UPDATE: Diana Nyad was forced to abandon her fourth attempt to swim from Cuba to the United States on Tuesday morning: Cuba-to-Fla. Swimmer Nyad Pulled from Water
Diana Nyad is hoping it’ll be fourth time lucky in her latest attempt to become the first person to swim from Cuba to the U.S. – without a shark cage protecting her.
Now into her third day, she hasn’t had the easiest of starts on her 103-mile journey. On her first night, she was stung by jellyfish on her lips, forehead, hands and neck.
According to the Washington Post, at least two of the stings came from the highly dangerous box jellyfish. Nevertheless, her operations director Mark Sollinger told CNN: “She did the Diana Nyad thing and powered through it.”
The 62-year-old veteran distance swimmer managed to avoid being being stung on Sunday night, but instead faced a summer summer storm, which blew her off-course. Undeterred, her official blog post reported on Monday morning: “Seas are calm and Diana is swimming strong.”
Without the protection offered by a cage, she hopes to steer clear of sharks with an electronic shark repellent, which produces an electric field unnoticeable to humans, as well as the assistance of a team of divers.
The journey is expected to take Nyad 60 hours in total. She hopes to reach the finish line in Florida well before her 63rd birthday on Wednesday.
Nyad made her first attempt at the distance swim in 1978, on the back of several swimming marathon victories, but was forced to stop less than halfway through the course, due to rocky seas. Her two further attempts last year were derailed as a result of an asthma attack and box jellyfish stings (which built up toxins in her system), respectively.
The Cuba-to-Florida accolade may have thus far evaded her, but she holds several other titles, most notably being the world-record holder for the longest ocean swim: 102.5 miles from the Bimini, an island in the Bahamas, to Florida.

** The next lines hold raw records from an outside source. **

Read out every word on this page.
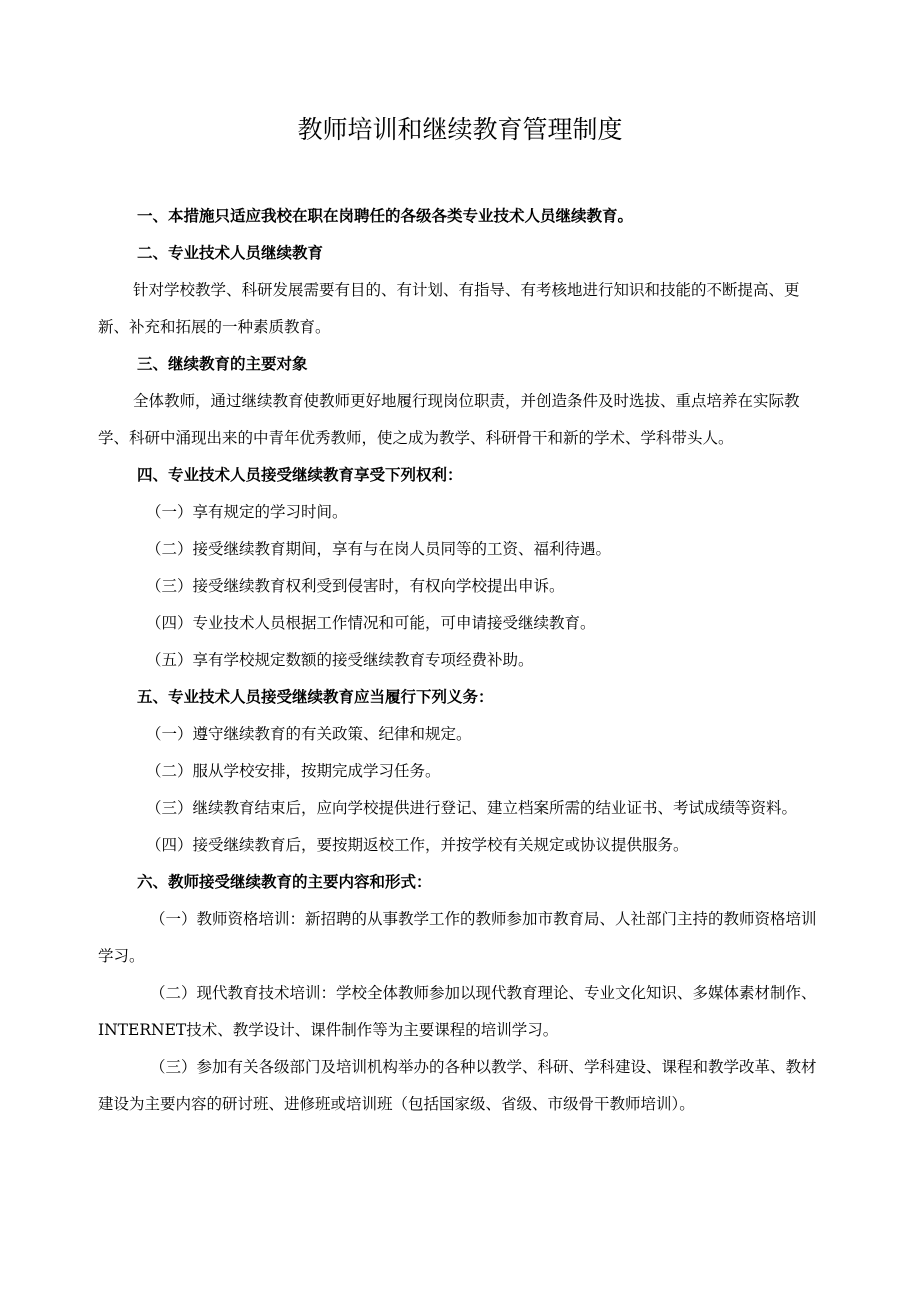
教师培训和继续教育管理制度

一、本措施只适应我校在职在岗聘任的各级各类专业技术人员继续教育。

二、专业技术人员继续教育

针对学校教学、科研发展需要有目的、有计划、有指导、有考核地进行知识和技能的不断提高、更新、补充和拓展的一种素质教育。

三、继续教育的主要对象

全体教师，通过继续教育使教师更好地履行现岗位职责，并创造条件及时选拔、重点培养在实际教学、科研中涌现出来的中青年优秀教师，使之成为教学、科研骨干和新的学术、学科带头人。

四、专业技术人员接受继续教育享受下列权利：

（一）享有规定的学习时间。

（二）接受继续教育期间，享有与在岗人员同等的工资、福利待遇。

（三）接受继续教育权利受到侵害时，有权向学校提出申诉。

（四）专业技术人员根据工作情况和可能，可申请接受继续教育。

（五）享有学校规定数额的接受继续教育专项经费补助。

五、专业技术人员接受继续教育应当履行下列义务：

（一）遵守继续教育的有关政策、纪律和规定。

（二）服从学校安排，按期完成学习任务。

（三）继续教育结束后，应向学校提供进行登记、建立档案所需的结业证书、考试成绩等资料。

（四）接受继续教育后，要按期返校工作，并按学校有关规定或协议提供服务。

六、教师接受继续教育的主要内容和形式：

（一）教师资格培训：新招聘的从事教学工作的教师参加市教育局、人社部门主持的教师资格培训学习。

（二）现代教育技术培训：学校全体教师参加以现代教育理论、专业文化知识、多媒体素材制作、INTERNET技术、教学设计、课件制作等为主要课程的培训学习。

（三）参加有关各级部门及培训机构举办的各种以教学、科研、学科建设、课程和教学改革、教材建设为主要内容的研讨班、进修班或培训班（包括国家级、省级、市级骨干教师培训）。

Despite her age, she told CNN she still feels “vital” and “powerful,” hoping her success could inspire others of her generation. She said: “When I walk up on that shore in Florida, I want millions of those AARP [American Association of Retired Persons] sisters and brothers to look at me and say, ‘I’m going to go write that novel I thought it was too late to do. I’m going to go work in Africa on that farm that those people need help at. I’m going to adopt a child. It’s not too late, I can still live my dreams.’ ”
Speaking to the BBC before she took off, Nyad revealed she was “really excited,” but aware of the dangers she was placing herself in. “I respect this. I know how difficult it is – there is a reason no-one’s ever done it. But I’m prepared. I may suffer some, but I’m prepared for that too.”